There is an alarming shortage of data experts both globally and in the European Union.
This is partly based on an archaic reward and funding system for science and innovation, sustaining the article culture and preventing effective data publishing and reuse.
The lack of core intermediary expertise has created a chasm between e-infrastructure providers and scientific domain specialists.
Despite the success of the European Strategy Forum on Research Infrastructures (ESFRI), fragmentation across domains still produces repetitive and isolated solutions.
The short and dispersed funding cycles of core research and e-infrastructures are not fit for the purpose of regulating and making effective use of global scientific data.
Ever larger distributed data sets are increasingly immobile (e.g., for sheer size and privacy reasons) and centralised HPC alone is insufficient to support critically federated and distributed meta-analysis and learning.
Notwithstanding the challenges, the components needed to create a first generation EOSC are largely there but they are lost in fragmentation and spread over 28 MSs and across different communities.
There is no dedicated and mandated effort or instrument to coordinate EOSC-type activities across MSs.
KEY FACTORS FOR THE EFFECTIVE DEVELOPMENT OF THE EOSC AS PART OF OS
New modes of scholarly communication (with emphasis on machine actionability) need to be implemented.
Modern reward and recognition practices need to support data sharing and re-use.
Core data experts need to be trained and their career perspective significantly improved.
Innovative, fit for purpose funding schemes are needed to support sustainable underpinning infrastructures and core resources.
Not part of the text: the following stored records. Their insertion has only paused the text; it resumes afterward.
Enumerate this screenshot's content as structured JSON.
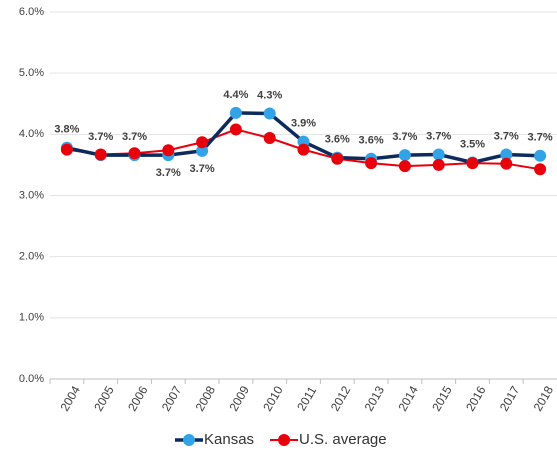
{
  "chart_data": {
    "type": "line",
    "categories": [
      "2004",
      "2005",
      "2006",
      "2007",
      "2008",
      "2009",
      "2010",
      "2011",
      "2012",
      "2013",
      "2014",
      "2015",
      "2016",
      "2017",
      "2018"
    ],
    "series": [
      {
        "name": "Kansas",
        "color": "#0d2a5c",
        "marker_color": "#33a3e8",
        "values": [
          3.78,
          3.66,
          3.66,
          3.66,
          3.73,
          4.35,
          4.34,
          3.88,
          3.62,
          3.6,
          3.66,
          3.67,
          3.54,
          3.67,
          3.65
        ],
        "value_labels": [
          "3.8%",
          "3.7%",
          "3.7%",
          "3.7%",
          "3.7%",
          "4.4%",
          "4.3%",
          "3.9%",
          "3.6%",
          "3.6%",
          "3.7%",
          "3.7%",
          "3.5%",
          "3.7%",
          "3.7%"
        ]
      },
      {
        "name": "U.S. average",
        "color": "#e8000b",
        "marker_color": "#e8000b",
        "values": [
          3.75,
          3.67,
          3.69,
          3.74,
          3.87,
          4.08,
          3.94,
          3.75,
          3.6,
          3.53,
          3.48,
          3.5,
          3.53,
          3.52,
          3.43
        ]
      }
    ],
    "ylim": [
      0,
      6
    ],
    "yticks": [
      {
        "value": 0,
        "label": "0.0%"
      },
      {
        "value": 1,
        "label": "1.0%"
      },
      {
        "value": 2,
        "label": "2.0%"
      },
      {
        "value": 3,
        "label": "3.0%"
      },
      {
        "value": 4,
        "label": "4.0%"
      },
      {
        "value": 5,
        "label": "5.0%"
      },
      {
        "value": 6,
        "label": "6.0%"
      }
    ],
    "grid": true
  }
}
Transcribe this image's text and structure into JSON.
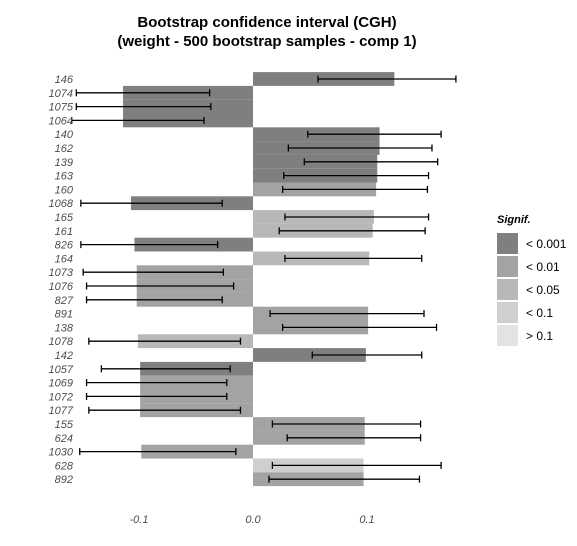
{
  "chart_data": {
    "type": "bar",
    "orientation": "horizontal",
    "title": "Bootstrap confidence interval (CGH)",
    "subtitle": "(weight - 500 bootstrap samples - comp 1)",
    "categories": [
      "146",
      "1074",
      "1075",
      "1064",
      "140",
      "162",
      "139",
      "163",
      "160",
      "1068",
      "165",
      "161",
      "826",
      "164",
      "1073",
      "1076",
      "827",
      "891",
      "138",
      "1078",
      "142",
      "1057",
      "1069",
      "1072",
      "1077",
      "155",
      "624",
      "1030",
      "628",
      "892"
    ],
    "values": [
      0.124,
      -0.114,
      -0.114,
      -0.114,
      0.111,
      0.111,
      0.109,
      0.109,
      0.108,
      -0.107,
      0.106,
      0.105,
      -0.104,
      0.102,
      -0.102,
      -0.102,
      -0.102,
      0.101,
      0.101,
      -0.101,
      0.099,
      -0.099,
      -0.099,
      -0.099,
      -0.099,
      0.098,
      0.098,
      -0.098,
      0.097,
      0.097
    ],
    "ci_lower": [
      0.057,
      -0.155,
      -0.155,
      -0.159,
      0.048,
      0.031,
      0.045,
      0.027,
      0.026,
      -0.151,
      0.028,
      0.023,
      -0.151,
      0.028,
      -0.149,
      -0.146,
      -0.146,
      0.015,
      0.026,
      -0.144,
      0.052,
      -0.133,
      -0.146,
      -0.146,
      -0.144,
      0.017,
      0.03,
      -0.152,
      0.017,
      0.014
    ],
    "ci_upper": [
      0.178,
      -0.038,
      -0.037,
      -0.043,
      0.165,
      0.157,
      0.162,
      0.154,
      0.153,
      -0.027,
      0.154,
      0.151,
      -0.031,
      0.148,
      -0.026,
      -0.017,
      -0.027,
      0.15,
      0.161,
      -0.011,
      0.148,
      -0.02,
      -0.023,
      -0.023,
      -0.011,
      0.147,
      0.147,
      -0.015,
      0.165,
      0.146
    ],
    "significance": [
      "< 0.001",
      "< 0.001",
      "< 0.001",
      "< 0.001",
      "< 0.001",
      "< 0.001",
      "< 0.001",
      "< 0.001",
      "< 0.01",
      "< 0.001",
      "< 0.05",
      "< 0.05",
      "< 0.001",
      "< 0.05",
      "< 0.01",
      "< 0.01",
      "< 0.01",
      "< 0.01",
      "< 0.01",
      "< 0.05",
      "< 0.001",
      "< 0.001",
      "< 0.01",
      "< 0.01",
      "< 0.01",
      "< 0.01",
      "< 0.01",
      "< 0.01",
      "< 0.1",
      "< 0.01"
    ],
    "x_ticks": [
      "-0.1",
      "0.0",
      "0.1"
    ],
    "x_tick_values": [
      -0.1,
      0.0,
      0.1
    ],
    "xlim": [
      -0.185,
      0.205
    ],
    "xlabel": "",
    "ylabel": "",
    "grid": false,
    "legend": {
      "title": "Signif.",
      "placement": "right",
      "entries": [
        {
          "label": "< 0.001",
          "color": "#7f7f7f"
        },
        {
          "label": "< 0.01",
          "color": "#a3a3a3"
        },
        {
          "label": "< 0.05",
          "color": "#b8b8b8"
        },
        {
          "label": "< 0.1",
          "color": "#cfcfcf"
        },
        {
          "label": "> 0.1",
          "color": "#e3e3e3"
        }
      ]
    },
    "error_bar_color": "#000000"
  }
}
A real stimulus of multi-disciplinary collaboration requires specific measures in terms of review, funding and infrastructure.
The transition from scientific insights towards innovation needs a dedicated support policy.
The EOSC needs to be developed as a data infrastructure commons, that is an eco-system of infrastructures.
Where possible, the EOSC should enable automation of data processing and thus machine actionability is key.
Lightweight but internationally effective guiding governance should be developed.
Key performance indicators should be developed for the EOSC.
SPECIFIC RECOMMENDATIONS TO THE COMMISSION FOR A PREPARATORY PHASE
Policy recommendations
P1: Take immediate, affirmative action on the EOSC in close concert with MSs.
P2: Close discussions about the “perceived need”.
P3: Build on existing capacity and expertise where possible.
P4: Frame the EOSC as the EU contribution to an Internet of FAIR Data and Services underpinned with open protocols.
Governance recommendations
G1: Aim at the lightest possible, internationally effective governance.
G2: Guidance only where guidance is due (this relates to technical issues, best practices and social change).
G3: Define Rules of Engagement for service provision in the EOSC.
G4: Federate the gems and amplify good practice.
Implementation recommendations
I1: Turn the HLEG report into a high-level guide to scope and guide the EOSC initiative.
I2: Develop, endorse and implement the Rules of Engagement for the EOSC.
I2.1: Set initial guiding principles to kick-start the initiative as quickly as possible.
I3: Fund a concerted effort to develop core data expertise in Europe.
I4: Develop a concrete plan for the architecture of data interoperability of the EOSC.
I5: Install an innovative guided funding scheme for the preparatory phase.
I6: Make adequate data stewardship mandatory for all research proposals.
I7: Provide a clear operational timeline to deal with the early preparatory phase of the EOSC.